Millen, D. (2000). Rapid ethnography: Time deepening strategies for HCI field research.

This paper posed many standing problems with ethnographic methods for HCI. While it may be a powerful way of obtaining research on your audience, I can understand how time does not always allow for such an extensive analysis. Rapid ethnography seems to provide an alternative to time-sensitive projects by “narrowing the focus of the field research”, using “multiple interactive observation techniques”, and using “collaborative and computerized iterative data analyze methods”. However, it does seem that many sources are recommended for it to succeed, such as field guides, corporate informants, various software, etc.

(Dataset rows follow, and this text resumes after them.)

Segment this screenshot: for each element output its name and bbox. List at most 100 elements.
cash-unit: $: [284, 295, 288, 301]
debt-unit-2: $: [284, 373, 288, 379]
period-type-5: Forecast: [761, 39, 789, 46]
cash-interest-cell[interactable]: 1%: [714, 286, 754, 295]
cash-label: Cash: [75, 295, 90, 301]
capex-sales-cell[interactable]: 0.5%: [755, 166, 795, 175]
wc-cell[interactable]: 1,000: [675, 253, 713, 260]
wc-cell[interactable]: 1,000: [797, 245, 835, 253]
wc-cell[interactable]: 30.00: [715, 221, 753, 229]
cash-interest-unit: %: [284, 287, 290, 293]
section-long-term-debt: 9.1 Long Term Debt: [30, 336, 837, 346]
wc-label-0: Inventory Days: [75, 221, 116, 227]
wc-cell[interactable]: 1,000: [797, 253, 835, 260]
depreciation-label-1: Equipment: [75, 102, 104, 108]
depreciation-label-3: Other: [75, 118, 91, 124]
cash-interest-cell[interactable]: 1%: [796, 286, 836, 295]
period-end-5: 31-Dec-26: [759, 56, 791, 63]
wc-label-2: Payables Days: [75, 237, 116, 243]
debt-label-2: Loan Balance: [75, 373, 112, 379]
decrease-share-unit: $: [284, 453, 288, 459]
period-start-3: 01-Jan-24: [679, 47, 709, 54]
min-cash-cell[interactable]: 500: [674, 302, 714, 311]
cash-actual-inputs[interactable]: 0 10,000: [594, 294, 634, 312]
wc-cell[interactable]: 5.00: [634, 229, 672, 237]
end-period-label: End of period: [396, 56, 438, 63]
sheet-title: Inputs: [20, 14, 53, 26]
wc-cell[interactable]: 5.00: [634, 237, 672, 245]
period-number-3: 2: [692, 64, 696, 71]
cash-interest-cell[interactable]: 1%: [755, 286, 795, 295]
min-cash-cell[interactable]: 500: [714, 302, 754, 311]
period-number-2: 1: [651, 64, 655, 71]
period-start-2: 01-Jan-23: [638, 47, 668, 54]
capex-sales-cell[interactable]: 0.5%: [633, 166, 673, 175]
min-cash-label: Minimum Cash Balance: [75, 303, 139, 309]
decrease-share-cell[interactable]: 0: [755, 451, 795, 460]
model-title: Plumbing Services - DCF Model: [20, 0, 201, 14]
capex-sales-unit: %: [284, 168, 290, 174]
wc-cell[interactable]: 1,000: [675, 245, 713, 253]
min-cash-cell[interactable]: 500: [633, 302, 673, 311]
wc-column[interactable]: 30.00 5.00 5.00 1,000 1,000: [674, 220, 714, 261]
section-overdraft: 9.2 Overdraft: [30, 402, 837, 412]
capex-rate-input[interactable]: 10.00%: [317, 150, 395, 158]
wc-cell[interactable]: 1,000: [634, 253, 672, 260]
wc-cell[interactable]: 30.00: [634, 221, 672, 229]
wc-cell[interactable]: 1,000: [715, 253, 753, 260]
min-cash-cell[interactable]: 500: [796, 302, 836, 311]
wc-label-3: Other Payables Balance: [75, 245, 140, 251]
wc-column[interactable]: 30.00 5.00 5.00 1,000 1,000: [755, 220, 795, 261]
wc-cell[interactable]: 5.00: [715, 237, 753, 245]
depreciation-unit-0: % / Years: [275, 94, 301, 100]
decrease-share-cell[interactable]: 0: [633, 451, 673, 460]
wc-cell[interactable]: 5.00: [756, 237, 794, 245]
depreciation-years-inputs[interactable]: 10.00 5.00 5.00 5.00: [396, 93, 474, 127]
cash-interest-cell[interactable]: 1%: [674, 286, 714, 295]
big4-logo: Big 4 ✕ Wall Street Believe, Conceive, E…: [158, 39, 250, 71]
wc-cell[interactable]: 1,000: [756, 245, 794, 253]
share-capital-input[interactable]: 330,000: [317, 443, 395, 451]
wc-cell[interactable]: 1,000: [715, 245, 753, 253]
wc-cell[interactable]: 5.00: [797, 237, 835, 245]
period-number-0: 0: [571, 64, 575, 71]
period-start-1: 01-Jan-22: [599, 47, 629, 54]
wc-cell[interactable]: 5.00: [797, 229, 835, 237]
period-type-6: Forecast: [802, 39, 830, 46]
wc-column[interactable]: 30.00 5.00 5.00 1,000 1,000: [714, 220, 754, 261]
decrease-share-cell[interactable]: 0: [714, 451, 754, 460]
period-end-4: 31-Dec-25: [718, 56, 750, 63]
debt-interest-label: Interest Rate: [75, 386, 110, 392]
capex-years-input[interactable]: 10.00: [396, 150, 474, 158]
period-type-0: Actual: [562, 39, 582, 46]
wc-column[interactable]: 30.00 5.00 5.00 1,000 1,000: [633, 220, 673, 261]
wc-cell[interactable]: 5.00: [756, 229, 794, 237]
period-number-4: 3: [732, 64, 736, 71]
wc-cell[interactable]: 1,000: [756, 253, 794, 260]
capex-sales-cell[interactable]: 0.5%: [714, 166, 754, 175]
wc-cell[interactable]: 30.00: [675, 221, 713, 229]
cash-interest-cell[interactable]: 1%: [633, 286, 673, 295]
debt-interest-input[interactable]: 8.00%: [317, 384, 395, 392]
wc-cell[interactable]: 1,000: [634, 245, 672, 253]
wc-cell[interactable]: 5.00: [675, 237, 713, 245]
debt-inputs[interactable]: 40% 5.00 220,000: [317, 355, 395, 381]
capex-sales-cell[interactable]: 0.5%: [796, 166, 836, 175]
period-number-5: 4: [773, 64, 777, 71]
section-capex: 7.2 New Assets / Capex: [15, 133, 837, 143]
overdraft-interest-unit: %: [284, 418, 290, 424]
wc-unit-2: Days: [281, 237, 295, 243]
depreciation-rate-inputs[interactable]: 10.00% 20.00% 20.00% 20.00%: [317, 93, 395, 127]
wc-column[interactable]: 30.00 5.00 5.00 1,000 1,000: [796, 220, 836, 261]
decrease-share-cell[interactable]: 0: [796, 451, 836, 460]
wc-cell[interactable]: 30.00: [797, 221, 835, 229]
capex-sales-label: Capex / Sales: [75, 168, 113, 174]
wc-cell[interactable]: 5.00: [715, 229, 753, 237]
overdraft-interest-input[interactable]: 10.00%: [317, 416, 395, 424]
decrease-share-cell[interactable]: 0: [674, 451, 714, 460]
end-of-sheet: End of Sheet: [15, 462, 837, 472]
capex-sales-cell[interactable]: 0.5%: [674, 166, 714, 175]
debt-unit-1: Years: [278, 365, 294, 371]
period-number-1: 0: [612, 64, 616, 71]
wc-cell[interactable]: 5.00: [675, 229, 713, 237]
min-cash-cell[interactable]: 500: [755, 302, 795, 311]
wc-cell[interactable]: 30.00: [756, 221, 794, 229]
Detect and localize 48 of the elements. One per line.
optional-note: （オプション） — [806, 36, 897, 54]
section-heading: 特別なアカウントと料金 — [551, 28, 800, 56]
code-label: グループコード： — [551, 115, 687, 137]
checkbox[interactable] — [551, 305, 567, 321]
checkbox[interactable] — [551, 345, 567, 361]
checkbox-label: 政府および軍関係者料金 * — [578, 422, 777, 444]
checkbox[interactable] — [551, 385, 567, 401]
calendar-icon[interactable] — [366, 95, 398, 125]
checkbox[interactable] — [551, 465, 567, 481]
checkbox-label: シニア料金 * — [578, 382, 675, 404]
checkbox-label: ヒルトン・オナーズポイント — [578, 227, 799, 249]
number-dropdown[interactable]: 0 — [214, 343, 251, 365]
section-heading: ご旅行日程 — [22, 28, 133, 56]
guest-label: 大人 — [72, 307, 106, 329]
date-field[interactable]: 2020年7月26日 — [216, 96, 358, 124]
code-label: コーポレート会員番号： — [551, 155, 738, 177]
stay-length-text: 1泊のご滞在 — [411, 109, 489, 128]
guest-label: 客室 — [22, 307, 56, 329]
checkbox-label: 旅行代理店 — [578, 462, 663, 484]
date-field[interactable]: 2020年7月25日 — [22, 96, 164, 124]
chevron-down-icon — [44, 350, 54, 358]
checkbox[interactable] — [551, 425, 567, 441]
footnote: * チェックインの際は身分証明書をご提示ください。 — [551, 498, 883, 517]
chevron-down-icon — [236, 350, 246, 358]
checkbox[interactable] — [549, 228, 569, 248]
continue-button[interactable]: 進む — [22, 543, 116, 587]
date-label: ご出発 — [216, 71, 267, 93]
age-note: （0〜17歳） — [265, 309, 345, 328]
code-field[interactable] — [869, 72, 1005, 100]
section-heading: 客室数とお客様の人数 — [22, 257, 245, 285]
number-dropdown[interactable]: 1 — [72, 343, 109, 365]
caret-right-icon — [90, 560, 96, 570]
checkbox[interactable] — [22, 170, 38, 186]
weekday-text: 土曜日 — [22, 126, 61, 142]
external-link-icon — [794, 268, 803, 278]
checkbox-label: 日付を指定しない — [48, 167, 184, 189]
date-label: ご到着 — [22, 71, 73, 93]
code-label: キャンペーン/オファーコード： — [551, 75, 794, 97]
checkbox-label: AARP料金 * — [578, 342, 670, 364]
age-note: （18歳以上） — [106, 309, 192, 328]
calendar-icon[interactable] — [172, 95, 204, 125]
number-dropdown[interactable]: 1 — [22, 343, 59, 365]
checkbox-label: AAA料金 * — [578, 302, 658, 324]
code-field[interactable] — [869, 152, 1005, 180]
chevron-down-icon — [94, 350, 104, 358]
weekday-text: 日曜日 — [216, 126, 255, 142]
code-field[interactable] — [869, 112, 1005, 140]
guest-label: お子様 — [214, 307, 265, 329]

Cooper. (2007). About face 3.

Cooper’s Chapter 4 covers ways to conduct qualitative research, including ethnographic interviews. He suggests speaking with stakeholders and subject matter experts to identify candidates for interviews before actually conducting them. This way, the designer basically sets up a persona hypothesis and has a basic idea of the different behavior patters that will appear when researching. Cooper also touches briefly on other types of research such as focus groups, usability testing, card sorting, and task analysis – many of which we spoke of in class last week.

Breakthrough Idea 2: LED Contacts

Whoa. Just, whoa.

An old high school classmate of mine recently posted this surprising link on Facebook: LED Lights Make Augmented Vision a Reality. The article dates back to January so I may be behind the times, but this is the first I’ve heard of any breakthrough like this.

My first reaction: It’s like Minority Report! Soon we’ll be watching TV with contact lenses and later we’ll be interacting with interfaces with just our eyeballs. Nifty.

The article mentions augmented reality, but aside from that, just think of what implications this will have in HCI. Interfaces floating in front of our eyes… The design of such will likely change as the way we use them changes. No longer inhibited by monitors and their constraints, designers would have to accommodate for this. However, I imagine design principles to remain the same since they are based on human perception, but they would likely be applied differently.

The only concern I have is that floating interactive interfaces, such as ones in Minority Report, seem to require more effort to use. Grabbing a window physically by extending your arm seems to ask a lot of the user. Perhaps this won’t be the case, however, and that technology will only require miniscule movements to function – a twitch of a finger, perhaps.